1. Father and Mother jointly own a farm. Father dies testate, leaving his half of the farm to his children after a life estate in Mother. Mother dies testate, no trust, leaving her half of farm to children.
2. Mother's estate goes to probate in Iowa. Farm is listed on Schedule A of the Report and Inventory. Farm is valued at $10,000 per acre by Executor. The farm sells at auction 5 months later for $5,000 per acre.
3. Final report seeks executor and attorney fees at 2% of $10,000/acre. Can the other heirs get the fees reduced to 2% of the sale price?
Interesting issue. I'll assume nothing significant transpired between date of death and auction that could have impacted the sales price. (E.g., commercial development nearby fell through, contamination found on land, etc.) The sales price for an asset of an estate is typically utilized as an indication of the fair market value (FMV). The Iowa Department of Revenue's position for tax purposes is that if a sale occurs within 6 months of death, they will accept that sales price as the FMV as of date of death. Thus, I think that an auction 5 mos. after death should be an accurate indicator of FMV as of date of death. Also, given that it was double the estimated value would seem to justify a modification of the Report and Inventory. I'm sure my position will not be welcomed by the executor and attorney, however. The argument may also be made that you can take a ax deduction for the capital loss on the reduction of value between date of death and auction. Let me know how it goes.
1. Out of pocket expenses. (e.g., postage, copies, fax, court fees, etc.)
2. Extraordinary fees (certain cases have additional work. There are special rules and requirements in order to get those types of fees that doesn't seem to apply here.
You need to request better clarification/support on that point.
The statute does not clearly separate out ancillary vs. domiciliary estate assets in the fee calculation, but courts in Iowa will generally (and should) calculate the fees for an Iowa attorney on the Iowa property.
For "small estates", there is a different section of the code (Iowa Code ch. 635) that allows for attorney fees to be set by agreement and thus not subject to the 2% limit under "regular" estates under Iowa Code ch. 633. To be a "small estate", the total probate assets would need to be less than $100,000.00.

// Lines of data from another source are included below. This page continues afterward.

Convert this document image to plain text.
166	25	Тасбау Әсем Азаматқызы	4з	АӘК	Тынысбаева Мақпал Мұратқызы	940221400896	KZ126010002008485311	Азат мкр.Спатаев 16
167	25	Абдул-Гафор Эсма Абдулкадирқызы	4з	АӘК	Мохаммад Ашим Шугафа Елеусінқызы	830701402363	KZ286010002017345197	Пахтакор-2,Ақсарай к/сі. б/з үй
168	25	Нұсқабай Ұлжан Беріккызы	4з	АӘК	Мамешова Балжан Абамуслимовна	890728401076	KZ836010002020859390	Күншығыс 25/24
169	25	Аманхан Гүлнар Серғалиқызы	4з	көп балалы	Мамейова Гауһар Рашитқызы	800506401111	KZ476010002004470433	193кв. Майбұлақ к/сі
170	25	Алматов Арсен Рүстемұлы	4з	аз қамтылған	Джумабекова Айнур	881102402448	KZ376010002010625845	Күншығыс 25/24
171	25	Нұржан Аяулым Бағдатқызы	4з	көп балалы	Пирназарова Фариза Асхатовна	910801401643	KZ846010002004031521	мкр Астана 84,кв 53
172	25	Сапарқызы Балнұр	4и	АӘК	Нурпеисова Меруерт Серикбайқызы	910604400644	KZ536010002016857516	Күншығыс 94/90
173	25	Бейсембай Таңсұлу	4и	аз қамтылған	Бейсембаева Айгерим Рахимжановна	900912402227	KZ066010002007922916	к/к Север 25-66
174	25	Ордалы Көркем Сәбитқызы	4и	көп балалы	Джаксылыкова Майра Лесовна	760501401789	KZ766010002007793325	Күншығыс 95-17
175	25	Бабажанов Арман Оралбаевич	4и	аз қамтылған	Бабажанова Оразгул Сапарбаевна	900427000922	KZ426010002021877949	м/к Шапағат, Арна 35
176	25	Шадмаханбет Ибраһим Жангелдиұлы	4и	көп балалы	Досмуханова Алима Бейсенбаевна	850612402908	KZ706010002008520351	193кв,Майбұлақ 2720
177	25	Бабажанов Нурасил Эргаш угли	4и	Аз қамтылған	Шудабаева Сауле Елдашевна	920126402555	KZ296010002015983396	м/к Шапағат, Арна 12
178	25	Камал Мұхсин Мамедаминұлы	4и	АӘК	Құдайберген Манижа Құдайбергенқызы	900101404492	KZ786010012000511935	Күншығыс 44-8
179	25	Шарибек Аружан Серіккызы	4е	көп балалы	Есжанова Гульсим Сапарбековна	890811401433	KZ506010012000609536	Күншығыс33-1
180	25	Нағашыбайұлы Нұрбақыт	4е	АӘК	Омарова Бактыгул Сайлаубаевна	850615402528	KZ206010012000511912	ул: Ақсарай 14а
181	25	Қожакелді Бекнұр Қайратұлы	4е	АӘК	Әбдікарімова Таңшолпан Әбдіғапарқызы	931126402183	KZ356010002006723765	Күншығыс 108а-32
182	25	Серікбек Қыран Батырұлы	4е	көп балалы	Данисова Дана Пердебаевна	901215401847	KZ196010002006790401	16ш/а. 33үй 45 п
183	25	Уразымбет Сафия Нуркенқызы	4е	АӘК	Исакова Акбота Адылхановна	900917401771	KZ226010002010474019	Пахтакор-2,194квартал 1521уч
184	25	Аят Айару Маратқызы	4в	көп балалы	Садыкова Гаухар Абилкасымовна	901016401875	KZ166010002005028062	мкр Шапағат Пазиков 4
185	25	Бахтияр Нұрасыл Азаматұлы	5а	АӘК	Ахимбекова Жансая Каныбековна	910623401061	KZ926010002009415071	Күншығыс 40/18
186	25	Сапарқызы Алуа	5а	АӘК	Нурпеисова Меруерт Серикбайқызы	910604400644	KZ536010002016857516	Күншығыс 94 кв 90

Unfortunately, that is accurate under the Iowa Code. As to "why" insurance benefits are exempt, I suspect the answer lies in the lobbyist strength for the insurance companies. Other than that, all I can say is "just because".
Thanks so much!
Jill
Richard
The POD fees are included in the attorney fee calculation. The only item that a person can own that would be excluded is life insurance if it is payable to a named beneficiary. Thus POD, TOD, and joint property is included in computing court costs, attorney fees and PR fees.
So I follow your question: Non-Iowa resident dies owning stock in a corporation that owns Iowa real estate. Any Iowa work required? Answer: No. The stock is considered personal property which follows the residency of the decedent. For example, if he was a Nebraska resident (poor soul) and owned stock in a corporation (located anywhere), no Iowa probate or work is needed for the estate.
As long as you aren't objecting to my fees...
Simply file a resistance with the court, but you will need to file it electronically as Iowa courts utilize electronic filing. After you file your objection, the court will set the matter for hearing and at the hearing you will have a chance to explain why you believe the fees are excessive.